«Даже если вообразить, что это только метафоры, — размышлял тем временем Константин, — то и тогда подивишься невероятной приземленности этого мировидения, плебейской мелочности его и чувственности».
— И как по прошествии стольких лет, — теперь говорил другой монах, помоложе и не такой восторженный, — все еще находятся маловеры, которые держат смеженным умственное око и закрывают разум для света истины. Как можно сомневаться, когда в благовествовании от Матфея написано, и у Марка читаем то же, что Бог Богов в Сионе одним прикосновением или плевком в глаза слепцов делал зрячими.
— Иоанн говорит: расслабленных поднимал на ноги.
— И даже мертвых воскрешал. Ведь сам евангелист Лука — свидетель. Какие могут быть сомнения, когда все это описано в святой книге…
— Но самое большее, что обещал всем рожденный в Вифлееме, земле Иудиной, — это царствие небесное…
Константин поморщился. Ему было неприятно смотреть на этого краснорожего человека, который от предписанного ему свыше земледеланья был уведен монастырщиной, и вот же предается вовсе противоестественному его природе разгулу суемудрия. О каком «царствии небесном» говорит этот плотливый простак, восторгающийся способностью полубога очищать прокаженных, воскрешать мертвецов, возвращать зрение слепцам в самом буквальном, вовсе не фигуральном значении? На какое-то время василевс вновь утратил интерес к этому своеобразному театральному представлению, взбодренному монашеским энтузиазмом, а вместе с заинтересованностью он потерял и слух. То усиливающаяся, то будто бы затихающая жгучая боль под ложечкой и непрестанно возвращающийся вкус какого-то рыбного кушанья, съеденного достаточное количество времени назад, чтобы здоровый человек мог о том позабыть, вновь всецело завладели Константином. Усиливаясь не выказать ужимкой страдания терзавшую его скорбь, ища способа отвлечься он стал разглядывать стены и потолок просторного богато изукрашенного зала, полного вальяжащегося люда. Возможно, когда-то тутошние черноризцы и впрямь, живя в вырубленных в скале кельях, довольствовались одними сношениями с высшими силами, однако нынешние вот обзавелись же такими палатами (пусть даже приготовленными только для гостей, в зависимости от которых пребывать им оказалось любо), обросли драгоценными сосудами, ритуальными нарядами из золототканых и сребротканых материй, прочей чисто мирской шелухой. И как, видя все эти свидетельства позора, можно всерьез поверить, что Христос вместо тления и смерти дал нам нетление и бессмертие?

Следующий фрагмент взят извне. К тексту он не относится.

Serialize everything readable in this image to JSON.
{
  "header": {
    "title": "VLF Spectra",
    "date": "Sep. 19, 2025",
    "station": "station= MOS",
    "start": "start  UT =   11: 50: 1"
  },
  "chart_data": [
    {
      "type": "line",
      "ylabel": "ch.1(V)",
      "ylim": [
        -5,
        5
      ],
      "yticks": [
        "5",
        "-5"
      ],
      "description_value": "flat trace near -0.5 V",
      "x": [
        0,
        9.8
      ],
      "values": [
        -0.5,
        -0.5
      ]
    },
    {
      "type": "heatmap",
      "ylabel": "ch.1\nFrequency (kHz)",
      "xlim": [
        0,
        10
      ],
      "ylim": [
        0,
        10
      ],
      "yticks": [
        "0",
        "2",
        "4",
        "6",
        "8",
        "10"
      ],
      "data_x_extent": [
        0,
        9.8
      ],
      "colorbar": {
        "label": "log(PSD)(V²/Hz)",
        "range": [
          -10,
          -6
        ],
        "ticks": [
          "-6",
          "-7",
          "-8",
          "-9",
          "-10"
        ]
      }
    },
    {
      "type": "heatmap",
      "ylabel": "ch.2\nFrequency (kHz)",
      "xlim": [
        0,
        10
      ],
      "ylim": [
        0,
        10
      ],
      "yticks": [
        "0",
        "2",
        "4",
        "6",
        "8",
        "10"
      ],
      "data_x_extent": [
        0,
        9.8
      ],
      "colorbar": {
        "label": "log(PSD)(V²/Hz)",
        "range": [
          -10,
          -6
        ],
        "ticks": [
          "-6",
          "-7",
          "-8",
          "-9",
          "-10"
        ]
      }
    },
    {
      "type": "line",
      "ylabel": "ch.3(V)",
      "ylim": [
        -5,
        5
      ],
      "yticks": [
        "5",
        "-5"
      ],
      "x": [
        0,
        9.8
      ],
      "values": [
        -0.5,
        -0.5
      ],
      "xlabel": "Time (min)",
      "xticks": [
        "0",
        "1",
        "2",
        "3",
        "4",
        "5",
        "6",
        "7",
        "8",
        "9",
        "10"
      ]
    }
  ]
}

И в эту минуту, когда боль тела и боль души казалось бы напрочь отрезали Константина от внешнего мира, к его слуху все же прокрались возмущенные слова одного из псевдополемистов, поскольку, как и у прочих, его недалекость никакого права на жизнь иных мнений не допускала:
— … он даже ушел от нас, братии, его взлелеявшей, и поселился, как зверь, а не бичующий себя, страдающий плотью во славу христову пустынник, в дикой местности…
— Что? Кто? — встрепенулся Константин. — Кто это? О ком речь?
Монахи переглянулись. Переглянулись и архонты с магистрами: что же в том общеустановленном пустозвонстве привлекло внимание автократора, и не сулит ли это им неких новых хлопот?
— Один из наших братьев, Порфирий, — отвечал василевсу уже сам настоятель, — со святотатственными словами покинул обитель и обосновался на самой вершине этой горы. Там живет он то ли в норе, то ли в берлоге, а, может, уже и преставился высшему судии, и стал по левую его руку, поскольку там наверху чем бы он мог защититься от диких зверей и непогоды, кроме слова Христова, от которого так неосмотрительно отошел?..
— В чем же он отступил от креста и владыки нового Израиля, всемирного спасителя, от Моисеевых законоположений?
— Он утверждал, что все вокруг наполнено вместе и светом и непроглядным мраком. И все бытие едино. Цельночленно, бездрожно и нерожденно. И еще он богохульственно упирал на то, будто «черными» и «белыми» всяческие вещи называет мнение, а никак не ум. И вот сейчас мы можем выслушать мнение… в смысле, суждение братьев…
— Не надо суждений, — остановил василевс очередной приступ искательства главы монастыря. — Царственность моя видит необходимость завтра же начать восшествие на вершину этой горы.